Travel and leisure stocks fell 1.5 per cent, continuing to slide after Britain added France and other countries to its quarantine list last week.

Adding to the sector’s woes, Italy reimposed restrictions like shutting discos and clubs over the weekend and Germany declared nearly all of Spain, including the tourist island of Mallorca, a coronavirus risk region.

British Airways-owner IAG fell 5.3 per cent and InterContinental Hotels, which runs the Crowne Plaza brand, slipped 2.4 per cent as Britain saw a fresh surge in covid-19 cases.

EasyJet was down 4.6 per cent on news it would close three of its bases in Britain, while Ryanair said it would reduce its flight capacity by a further 20 per cent during September and October.

However, the pan-European STOXX 600 index ended 0.3 per cent higher, with miners jumping 1.7 per cent after fresh liquidity moves by the central bank in China, the world’s top metals consumer.

Chipmakers also rose, while luxury stocks such as LVMH, Burberry and Kering climbed between 0.4 per cent and 1.9 per cent after Jefferies analysts said in a note that the strength of their businesses in China could help them to gain market share.

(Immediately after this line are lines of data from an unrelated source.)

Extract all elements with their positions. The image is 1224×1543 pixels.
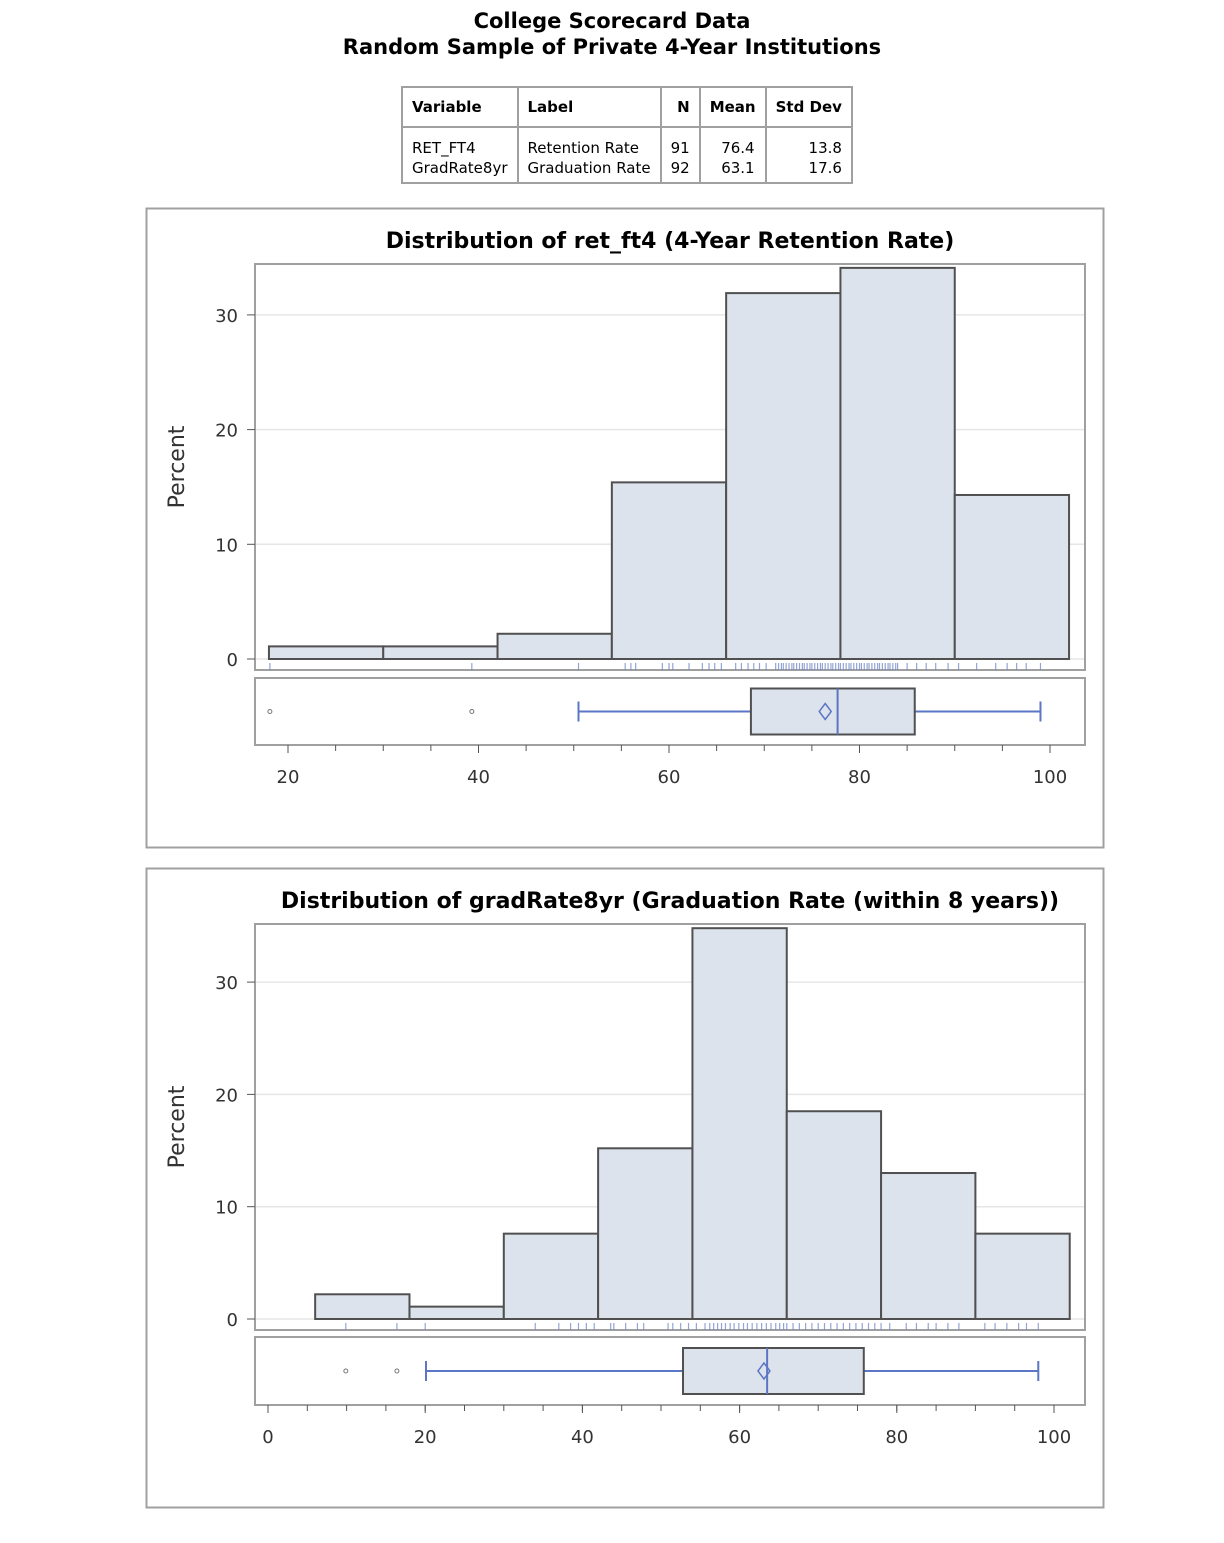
table-row: RET_FT4 GradRate8yr Retention Rate Graduat… [401, 126, 853, 184]
histogram-bar [382, 645, 499, 660]
x-tick-label: 20 [277, 767, 300, 788]
y-tick-label: 20 [215, 1085, 238, 1106]
x-tick-label: 80 [885, 1427, 908, 1448]
histogram-bar [314, 1293, 411, 1320]
report-subtitle: Random Sample of Private 4-Year Institut… [342, 35, 882, 59]
chart-title: Distribution of gradRate8yr (Graduation … [281, 889, 1059, 914]
histogram-bar [953, 493, 1071, 660]
histogram-bar [880, 1172, 977, 1321]
cell-value: GradRate8yr [412, 159, 508, 177]
x-tick-label: 80 [848, 767, 871, 788]
x-tick-label: 60 [728, 1427, 751, 1448]
histogram-bar [725, 292, 842, 660]
y-tick-label: 10 [215, 535, 238, 556]
cell-value: RET_FT4 [412, 139, 476, 157]
cell-value: 13.8 [808, 139, 842, 157]
x-tick-label: 20 [414, 1427, 437, 1448]
header-variable: Variable [401, 86, 519, 128]
histogram-bar [785, 1110, 883, 1320]
chart-title: Distribution of ret_ft4 (4-Year Retentio… [386, 229, 955, 254]
cell-value: 17.6 [808, 159, 842, 177]
y-axis-label: Percent [165, 1085, 190, 1168]
cell-label: Retention Rate Graduation Rate [516, 126, 662, 184]
cell-value: 63.1 [721, 159, 755, 177]
mean-diamond [818, 702, 833, 721]
histogram-bar [267, 645, 385, 660]
x-tick-label: 40 [467, 767, 490, 788]
x-tick-label: 0 [262, 1427, 273, 1448]
outlier-point [267, 709, 273, 714]
cell-n: 91 92 [659, 126, 701, 184]
box-iqr [682, 1347, 865, 1395]
cell-value: Graduation Rate [527, 159, 651, 177]
cell-std: 13.8 17.6 [764, 126, 853, 184]
histogram-bar [502, 1232, 600, 1320]
box-iqr [749, 687, 916, 736]
y-tick-label: 0 [227, 650, 238, 671]
outlier-point [469, 709, 475, 714]
histogram-bar [597, 1147, 694, 1320]
report-title: College Scorecard Data [473, 9, 751, 33]
y-tick-label: 10 [215, 1198, 238, 1219]
y-axis-label: Percent [165, 425, 190, 508]
y-tick-label: 30 [215, 306, 238, 327]
histogram-bar [691, 927, 788, 1320]
header-n: N [659, 86, 701, 128]
x-tick-label: 100 [1037, 1427, 1071, 1448]
outlier-point [343, 1368, 349, 1374]
x-tick-label: 100 [1033, 767, 1067, 788]
histogram-bar [496, 632, 613, 660]
summary-table: Variable Label N Mean Std Dev RET_FT4 Gra… [401, 86, 853, 184]
cell-value: 92 [670, 159, 690, 177]
x-tick-label: 60 [658, 767, 681, 788]
outlier-point [394, 1368, 400, 1374]
histogram-bar [610, 481, 728, 660]
cell-value: Retention Rate [527, 139, 640, 157]
cell-mean: 76.4 63.1 [698, 126, 767, 184]
mean-diamond [757, 1361, 771, 1381]
y-tick-label: 0 [227, 1310, 238, 1331]
cell-variable: RET_FT4 GradRate8yr [401, 126, 519, 184]
header-label: Label [516, 86, 662, 128]
table-header-row: Variable Label N Mean Std Dev [401, 86, 853, 128]
cell-value: 76.4 [721, 139, 755, 157]
histogram-bar [839, 266, 956, 660]
x-tick-label: 40 [571, 1427, 594, 1448]
chart-1: Distribution of ret_ft4 (4-Year Retentio… [145, 207, 1105, 849]
cell-value: 91 [670, 139, 690, 157]
y-tick-label: 30 [215, 973, 238, 994]
header-mean: Mean [698, 86, 767, 128]
histogram-bar [974, 1232, 1071, 1320]
y-tick-label: 20 [215, 421, 238, 442]
header-std: Std Dev [764, 86, 853, 128]
chart-2: Distribution of gradRate8yr (Graduation … [145, 867, 1105, 1509]
histogram-bar [408, 1305, 505, 1320]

Pernod Ricard gained 3.3 per cent after Barclays upgraded the French spirits maker to “overweight.”

Markets generally appeared to be in a holding pattern ahead of August business activity data later this week, which could shed light on the pace of an economic recovery, while the US Federal Reserve’s policy minutes are also due on Wednesday.

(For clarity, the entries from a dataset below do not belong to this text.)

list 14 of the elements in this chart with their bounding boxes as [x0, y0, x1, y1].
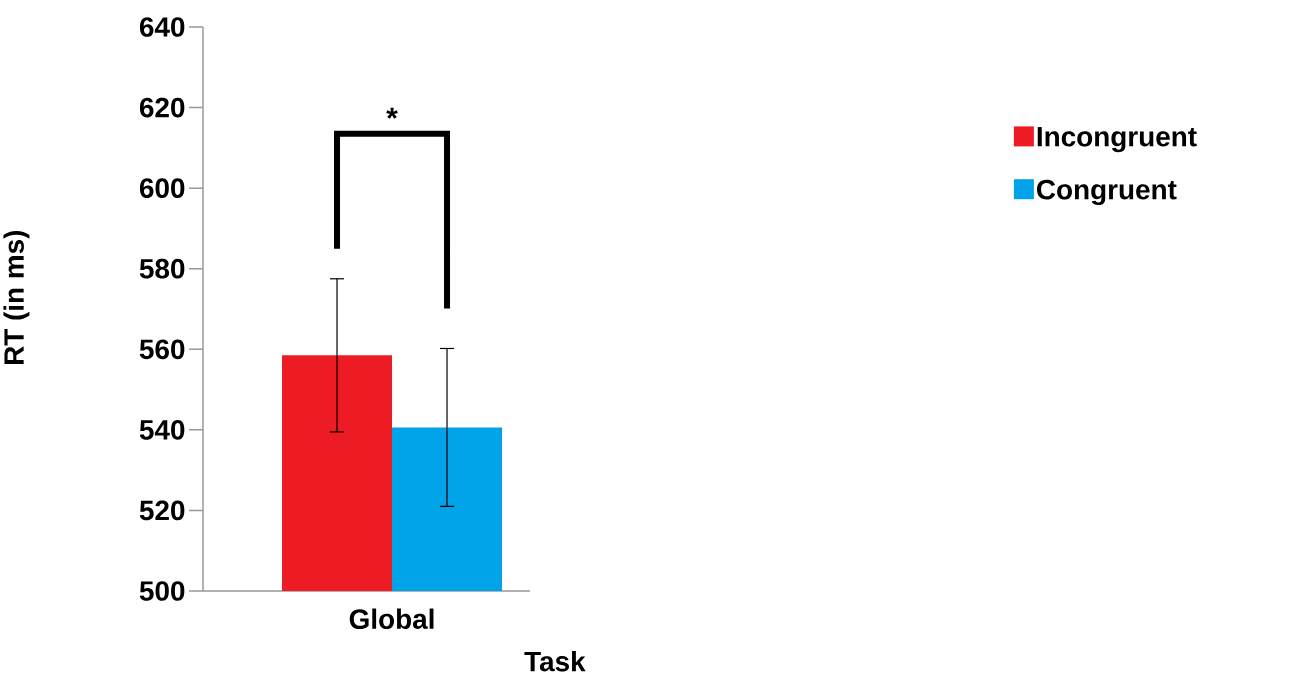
- y-tick-label: 520: [139, 500, 185, 521]
- y-tick-label: 600: [139, 178, 185, 199]
- annotation: *: [386, 107, 398, 119]
- y-tick-label: 540: [139, 419, 185, 440]
- y-tick-label: 640: [139, 17, 185, 37]
- x-axis-title: Task: [524, 650, 586, 672]
- legend-label: Congruent: [1037, 179, 1177, 206]
- x-tick-label: Global: [349, 608, 434, 629]
- y-tick-label: 580: [139, 258, 185, 279]
- y-tick-label: 560: [139, 339, 185, 360]
- y-axis-title: RT (in ms): [3, 230, 30, 365]
- legend-label: Incongruent: [1037, 127, 1197, 153]
- y-tick-label: 620: [139, 97, 185, 118]
- y-tick-label: 500: [139, 581, 185, 601]
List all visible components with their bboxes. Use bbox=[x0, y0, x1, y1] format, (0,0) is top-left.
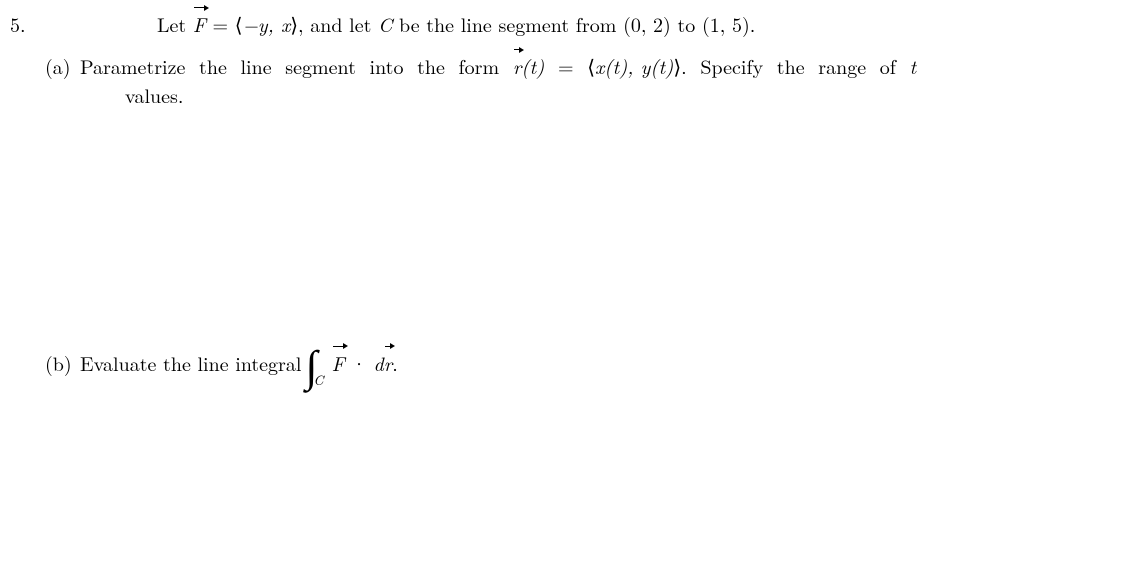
intro-mid: , and let bbox=[298, 9, 378, 38]
intro-to: to bbox=[671, 9, 702, 38]
part-a-text2: . Specify the range of bbox=[681, 51, 909, 80]
integral-subscript-C: C bbox=[314, 371, 324, 391]
vector-r-b: r bbox=[384, 349, 392, 377]
var-t: t bbox=[910, 51, 917, 80]
intro-tuple: −y, x bbox=[243, 9, 291, 38]
dot-op: · bbox=[345, 348, 374, 377]
vector-F-b: F bbox=[332, 349, 345, 377]
part-a: (a)Parametrize the line segment into the… bbox=[45, 52, 1105, 82]
intro-lbracket: ⟨ bbox=[235, 15, 243, 37]
part-a-text1: Parametrize the line segment into the fo… bbox=[80, 51, 513, 80]
part-b-text1: Evaluate the line integral bbox=[80, 349, 301, 377]
rt-arg: (t) bbox=[521, 51, 544, 80]
intro-end: . bbox=[750, 9, 756, 38]
part-a-label: (a) bbox=[45, 52, 80, 80]
vector-r: r bbox=[513, 52, 521, 80]
vector-F: F bbox=[193, 10, 206, 38]
intro-p2: (1, 5) bbox=[702, 9, 750, 38]
intro-rbracket: ⟩ bbox=[290, 15, 298, 37]
problem-intro: Let F = ⟨−y, x⟩, and let C be the line s… bbox=[157, 10, 755, 40]
part-a-xt: x(t), y(t) bbox=[595, 51, 673, 80]
intro-p1: (0, 2) bbox=[623, 9, 671, 38]
integrand: F · dr. bbox=[332, 349, 398, 377]
part-a-rb: ⟩ bbox=[673, 57, 681, 79]
intro-prefix: Let bbox=[157, 9, 193, 38]
part-a-line2: values. bbox=[125, 81, 183, 109]
part-a-eq: = bbox=[544, 51, 587, 80]
integral-expression: ∫C bbox=[305, 345, 327, 380]
curve-C: C bbox=[378, 9, 392, 38]
intro-seg: be the line segment from bbox=[392, 9, 623, 38]
intro-eq: = bbox=[206, 9, 235, 38]
part-a-lb: ⟨ bbox=[587, 57, 595, 79]
problem-number: 5. bbox=[10, 10, 26, 38]
part-b-end: . bbox=[392, 348, 398, 377]
part-b-label: (b) bbox=[45, 349, 80, 377]
part-b-text-wrap: Evaluate the line integral ∫C F · dr. bbox=[80, 345, 398, 380]
part-b: (b) Evaluate the line integral ∫C F · dr… bbox=[45, 345, 1105, 380]
d-letter: d bbox=[374, 348, 384, 377]
part-a-line1: Parametrize the line segment into the fo… bbox=[80, 51, 916, 80]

France’s Sanofi gained 1.2 per cent after it agreed to buy US company Principia Biopharma Inc for about US$3.7 billion. Healthcare stocks provided the biggest boost to the STOXX 600.

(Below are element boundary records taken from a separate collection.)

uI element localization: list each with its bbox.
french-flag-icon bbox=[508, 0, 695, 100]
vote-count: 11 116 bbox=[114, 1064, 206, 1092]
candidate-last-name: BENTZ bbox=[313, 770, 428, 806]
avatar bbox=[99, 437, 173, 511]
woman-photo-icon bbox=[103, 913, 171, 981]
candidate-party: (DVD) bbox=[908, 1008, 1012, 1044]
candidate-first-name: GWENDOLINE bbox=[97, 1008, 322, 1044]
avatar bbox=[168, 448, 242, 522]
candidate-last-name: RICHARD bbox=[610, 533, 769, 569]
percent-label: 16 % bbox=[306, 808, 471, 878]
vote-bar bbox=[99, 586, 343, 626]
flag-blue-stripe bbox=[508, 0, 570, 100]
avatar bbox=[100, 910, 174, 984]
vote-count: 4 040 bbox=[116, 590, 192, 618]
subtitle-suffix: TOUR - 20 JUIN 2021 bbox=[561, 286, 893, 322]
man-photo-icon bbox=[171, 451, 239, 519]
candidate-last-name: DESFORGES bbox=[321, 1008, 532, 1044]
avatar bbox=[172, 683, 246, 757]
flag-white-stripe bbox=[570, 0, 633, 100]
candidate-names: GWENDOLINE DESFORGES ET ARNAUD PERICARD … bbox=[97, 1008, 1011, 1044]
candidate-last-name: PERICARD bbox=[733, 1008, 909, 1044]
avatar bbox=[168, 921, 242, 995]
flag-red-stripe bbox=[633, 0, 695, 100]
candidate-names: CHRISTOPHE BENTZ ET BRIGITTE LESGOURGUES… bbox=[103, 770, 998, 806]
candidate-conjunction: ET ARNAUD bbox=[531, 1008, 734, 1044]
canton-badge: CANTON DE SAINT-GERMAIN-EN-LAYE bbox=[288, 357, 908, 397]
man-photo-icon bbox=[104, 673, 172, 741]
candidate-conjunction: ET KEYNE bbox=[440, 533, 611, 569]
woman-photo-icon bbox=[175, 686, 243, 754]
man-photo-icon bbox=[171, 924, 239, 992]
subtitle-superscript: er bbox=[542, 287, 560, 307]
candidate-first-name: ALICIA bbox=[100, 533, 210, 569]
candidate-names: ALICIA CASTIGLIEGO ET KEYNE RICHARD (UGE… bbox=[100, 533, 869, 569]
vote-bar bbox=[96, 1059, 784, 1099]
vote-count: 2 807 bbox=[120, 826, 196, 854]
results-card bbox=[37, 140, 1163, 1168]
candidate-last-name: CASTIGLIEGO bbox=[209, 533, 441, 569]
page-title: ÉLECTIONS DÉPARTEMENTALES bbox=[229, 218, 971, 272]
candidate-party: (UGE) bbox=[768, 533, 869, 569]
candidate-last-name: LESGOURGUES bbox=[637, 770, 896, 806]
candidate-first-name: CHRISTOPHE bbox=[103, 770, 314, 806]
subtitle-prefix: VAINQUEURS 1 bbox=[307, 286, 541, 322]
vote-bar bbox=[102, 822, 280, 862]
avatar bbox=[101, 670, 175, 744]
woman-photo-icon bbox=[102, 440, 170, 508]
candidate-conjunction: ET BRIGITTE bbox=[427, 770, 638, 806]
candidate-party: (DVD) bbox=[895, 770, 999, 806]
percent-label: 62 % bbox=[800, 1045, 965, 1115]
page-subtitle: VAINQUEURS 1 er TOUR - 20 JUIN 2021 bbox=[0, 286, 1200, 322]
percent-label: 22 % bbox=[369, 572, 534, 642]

Real estate firms took a hit as Europe’s largest property firm Unibail-Rodamco-Westfield slid 4.9 per cent after a media report said it was considering rights issue. The company said no decision had been made.

North America

The benchmark S&P 500 reached just shy of its 19 February intraday record high after testing that level for much of last week, while the Dow Jones was weighed down by losses in financial and industrial stocks.

Nvidia Corp was among the top boosts to the S&P 500 and Nasdaq for the day, surging 6.7 per cent to a record high after two analysts raised their price targets ahead of the chipmaker’s quarterly results on Wednesday.

In June, the Nasdaq became the first of the major Wall Street indexes to recoup its coronavirus-induced losses as several of its largest constituents, including Amazon.com Inc and Netflix Inc, benefited from curbs on social activity.

Lowe’s Cos Inc and Home Depot Inc each rose more than 2 per cent ahead of their earnings later in the week. The two home improvement chains are expected to have received a bump to their quarterly sales from consumers looking to do minor repair work while spending more time at home.

The S&P 500 retailing index climbed 1.4 per cent, with heavyweights Walmart Inc and Target Corp also set to report results this week.

Rackspace Technology jumped over 10 per cent after Reuters reported Amazon is in early talks to invest in the cloud services provider.

As of Friday, 457 companies in the S&P 500 had posted results, of which 81.4 per cent came in above dramatically lowered expectations, according to Refinitiv data.

Minutes of the Federal Reserve’s latest meeting, due on Wednesday, are expected to provide more insight into the central bank’s view of an economic recovery, while housing starts data is also on tap.

Caution is expected to seep into markets ahead of the November US presidential vote, as the election season kicks into higher gear with the Democratic National Convention, which runs Monday through Thursday.

Principia Biopharma Inc surged 9.3 per cent to a record high after French healthcare firm Sanofi said it would buy the company for about US$3.7 billion.